Lisa Fittipaldi's husband, Al
Al Fittipaldi: Her work just keeps getting better and better
One dollop of oil paint feels identical to another.

"It's frustrating not to be able to get the colour I want," she said, struggling with the left arm of a ballerina.

"I want it to be peaches and cream kind of colour."

Lisa's husband is still amazed.

"When she first picked up a brush and started doing water colours, I just couldn't believe that this could be happening," said Al Fittipaldi, glowing with pride.

The only way is up

"I guess for a year it used to give me the shivers thinking about it because it was such a hard thing to believe."

"But now I just accept it and we move on with it and her work just keeps getting better and better."

As she curled up on the porch of her clapperboard Southern-style house with her dog, Wizard at her feet, Lisa explained that her condition still horrifies her.

Lisa says that she will never get over not being able to see again
Lisa says that she will never get over not being able to see again
"I will probably never get over the shock of waking up every morning, hearing the birds and not being able to see them," she says.
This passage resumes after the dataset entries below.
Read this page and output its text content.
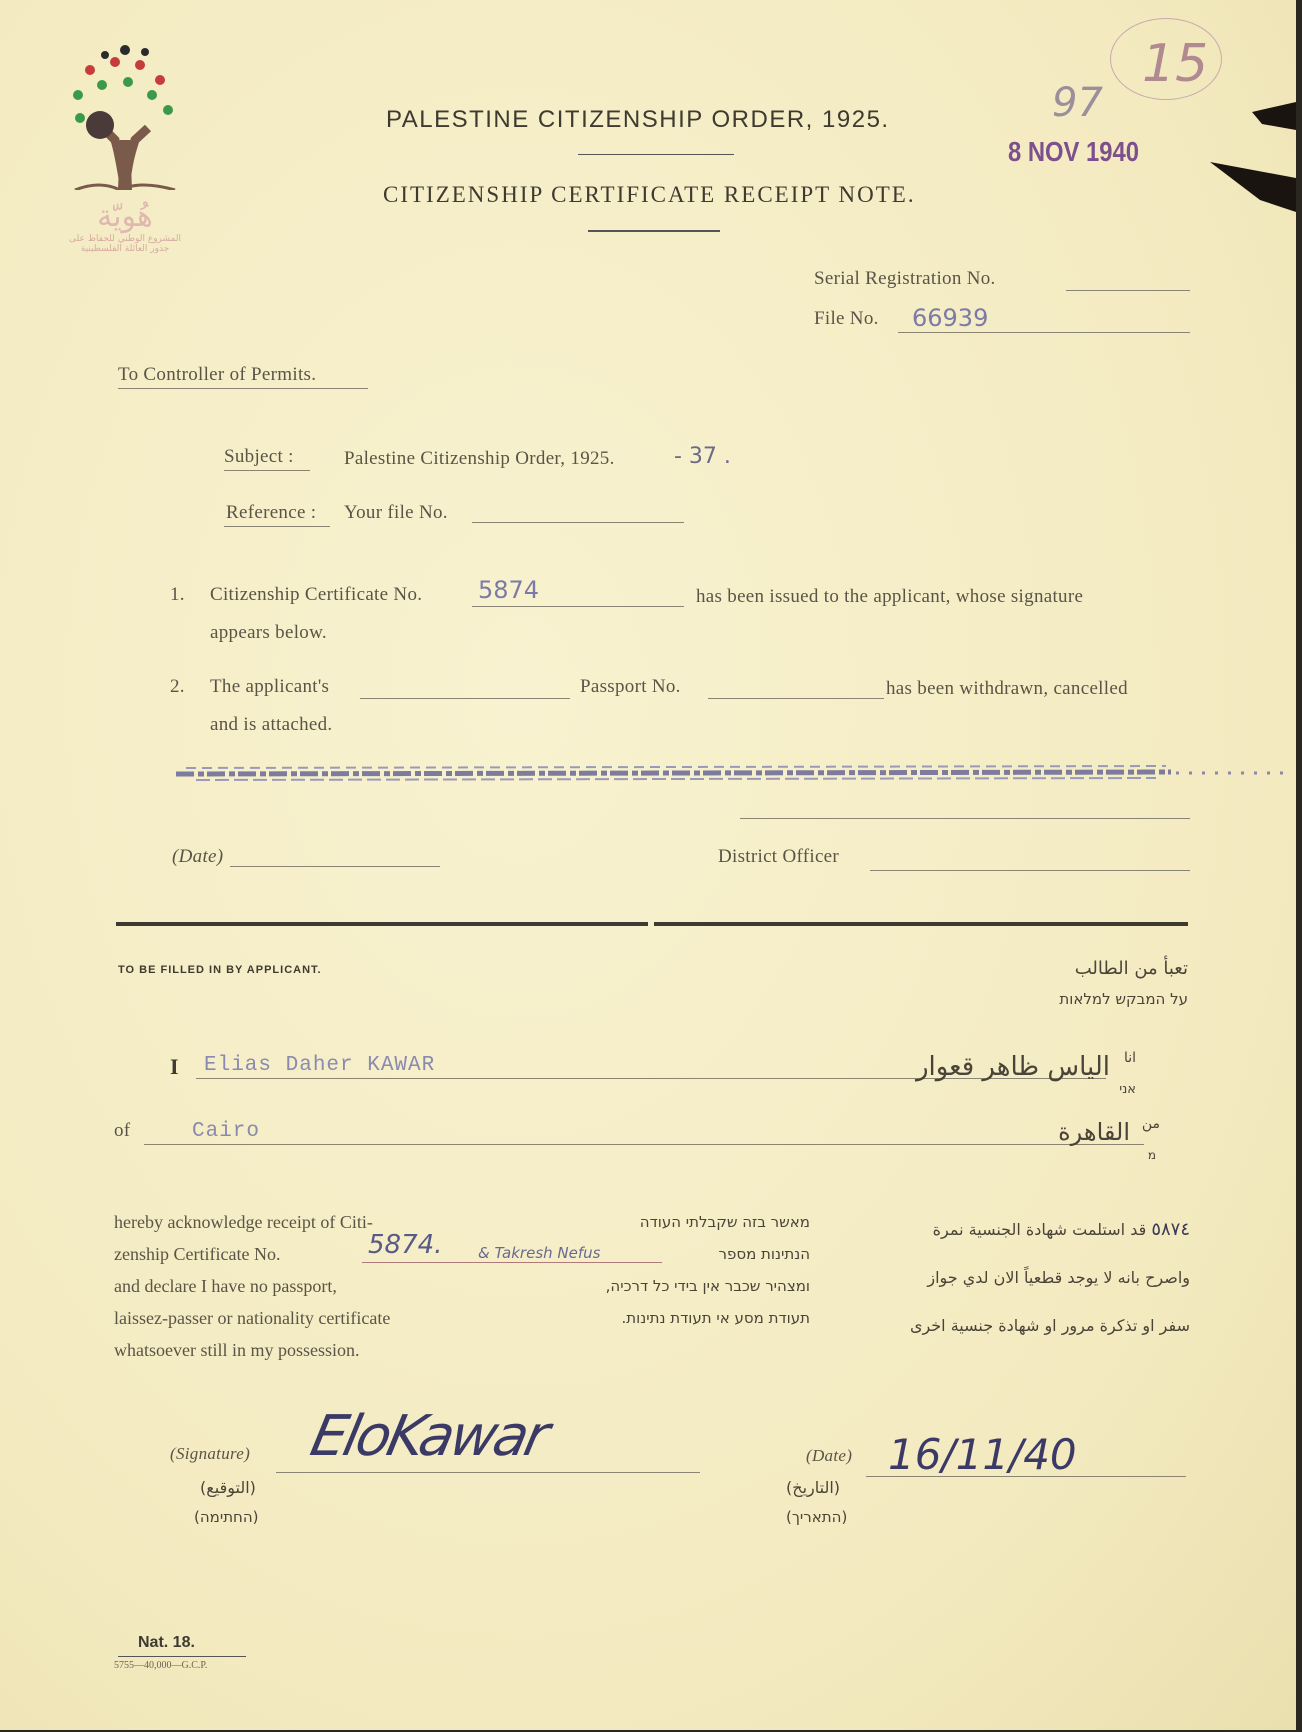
هُويّة
المشروع الوطني للحفاظ على
جذور العائلة الفلسطينية
PALESTINE CITIZENSHIP ORDER, 1925.
CITIZENSHIP CERTIFICATE RECEIPT NOTE.
8 NOV 1940
97
15
Serial Registration No.
File No. 66939
To Controller of Permits.
Subject :	Palestine Citizenship Order, 1925.	- 37 .
Reference : Your file No.
1. Citizenship Certificate No. 5874	has been issued to the applicant, whose signature
appears below.
2. The applicant's	Passport No.	has been withdrawn, cancelled
and is attached.
(Date)	District Officer
TO BE FILLED IN BY APPLICANT.	تعبأ من الطالب
על המבקש למלאות
I Elias Daher KAWAR	الياس ظاهر قعوار انا
אני
of	Cairo	القاهرة من
מ
hereby acknowledge receipt of Citi-
zenship Certificate No.
and declare I have no passport,
laissez-passer or nationality certificate
whatsoever still in my possession.
5874. & Takresh Nefus
מאשר בזה שקבלתי העודה
הנתינות מספר
ומצהיר שכבר אין בידי כל דרכיה,
תעודת מסע אי תעודת נתינות.
٥٨٧٤ قد استلمت شهادة الجنسية نمرة
واصرح بانه لا يوجد قطعياً الان لدي جواز
سفر او تذكرة مرور او شهادة جنسية اخرى
(Signature)
(التوقيع)
(החתימה)
EloKawar	(Date)
(التاريخ)
(התאריך)
16/11/40
Nat. 18.
5755—40,000—G.C.P.
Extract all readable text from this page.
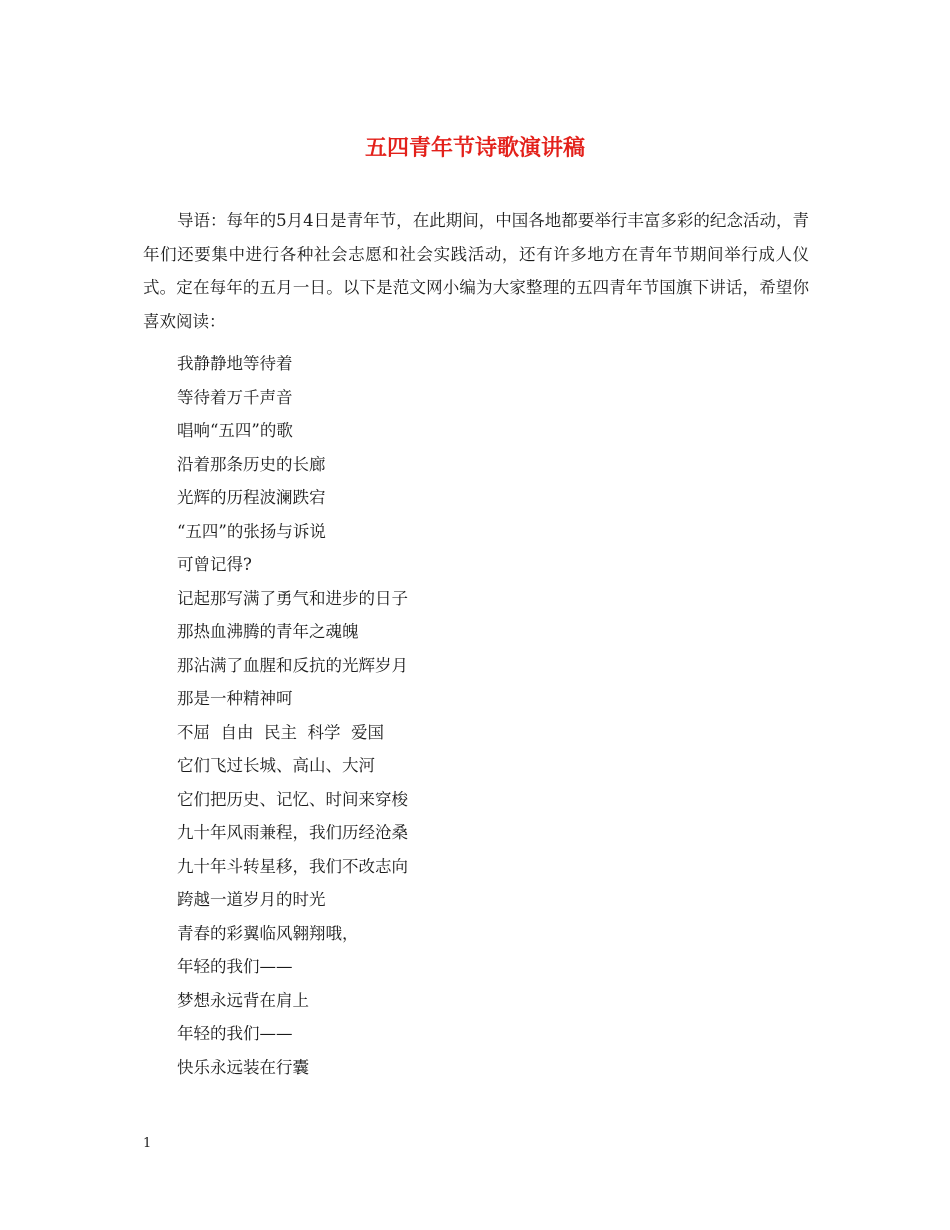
五四青年节诗歌演讲稿

导语：每年的5月4日是青年节，在此期间，中国各地都要举行丰富多彩的纪念活动，青年们还要集中进行各种社会志愿和社会实践活动，还有许多地方在青年节期间举行成人仪式。定在每年的五月一日。以下是范文网小编为大家整理的五四青年节国旗下讲话，希望你喜欢阅读：

我静静地等待着
等待着万千声音
唱响“五四”的歌
沿着那条历史的长廊
光辉的历程波澜跌宕
“五四”的张扬与诉说
可曾记得?
记起那写满了勇气和进步的日子
那热血沸腾的青年之魂魄
那沾满了血腥和反抗的光辉岁月
那是一种精神呵
不屈  自由  民主  科学  爱国
它们飞过长城、高山、大河
它们把历史、记忆、时间来穿梭
九十年风雨兼程，我们历经沧桑
九十年斗转星移，我们不改志向
跨越一道岁月的时光
青春的彩翼临风翱翔哦，
年轻的我们——
梦想永远背在肩上
年轻的我们——
快乐永远装在行囊
1
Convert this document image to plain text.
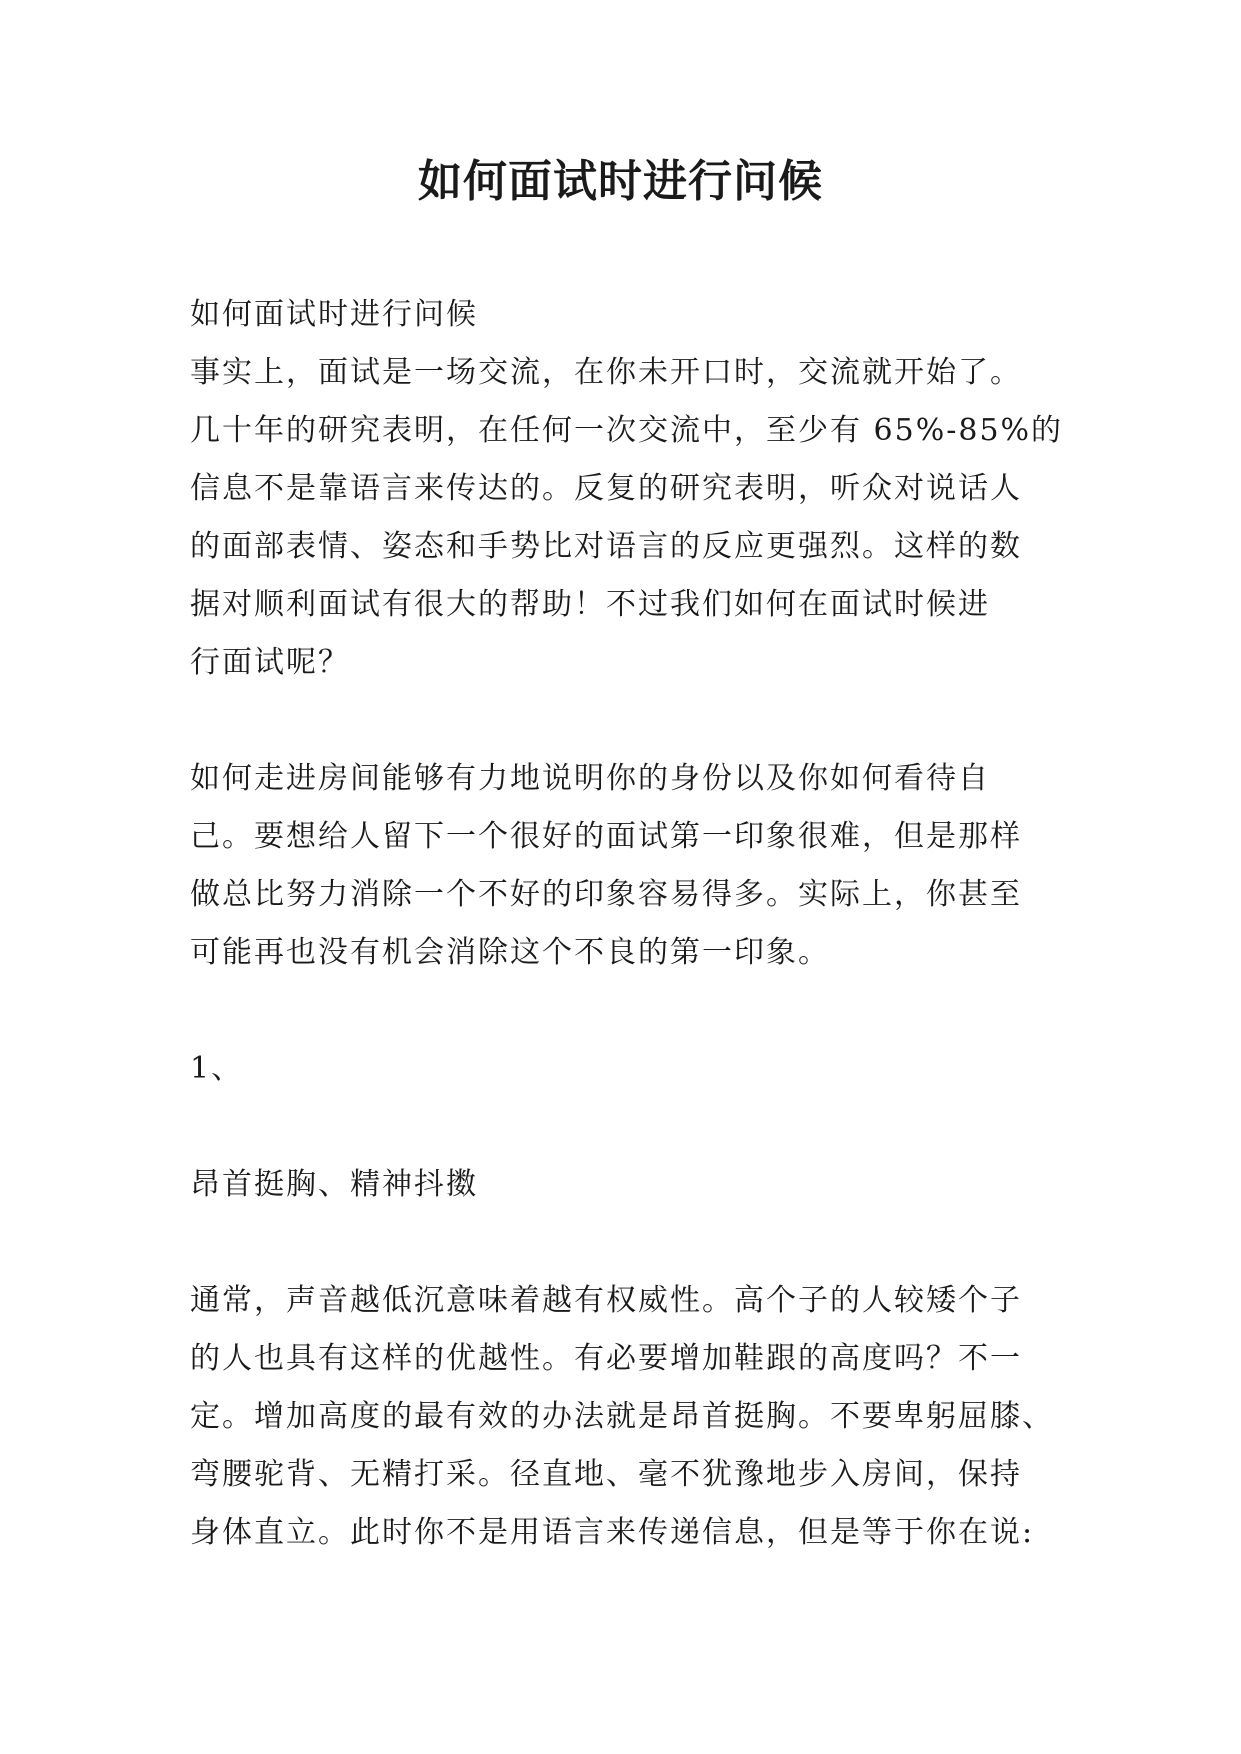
如何面试时进行问候

如何面试时进行问候

事实上，面试是一场交流，在你未开口时，交流就开始了。
几十年的研究表明，在任何一次交流中，至少有 65%-85%的
信息不是靠语言来传达的。反复的研究表明，听众对说话人
的面部表情、姿态和手势比对语言的反应更强烈。这样的数
据对顺利面试有很大的帮助！不过我们如何在面试时候进
行面试呢？

如何走进房间能够有力地说明你的身份以及你如何看待自
己。要想给人留下一个很好的面试第一印象很难，但是那样
做总比努力消除一个不好的印象容易得多。实际上，你甚至
可能再也没有机会消除这个不良的第一印象。

1、

昂首挺胸、精神抖擞

通常，声音越低沉意味着越有权威性。高个子的人较矮个子
的人也具有这样的优越性。有必要增加鞋跟的高度吗？不一
定。增加高度的最有效的办法就是昂首挺胸。不要卑躬屈膝、
弯腰驼背、无精打采。径直地、毫不犹豫地步入房间，保持
身体直立。此时你不是用语言来传递信息，但是等于你在说:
She has just signed a contract with a Miami art publisher.

They want her to work in oils, and she is relying on the same determination which has helped her overcome her disability to make the leap into the new medium. Her husband is convinced she can succeed.

"I definitely believe she has some gift," he says.

"And yes, I believe there is some higher power guiding her hand."

For how much longer will Lisa be able to transfer her inner vision to the canvas?

The disease that made her blind is slowly crippling her body.

She says she will never give up painting and says her ambition is to travel to India to paint a thousand people bathing in the Ganges.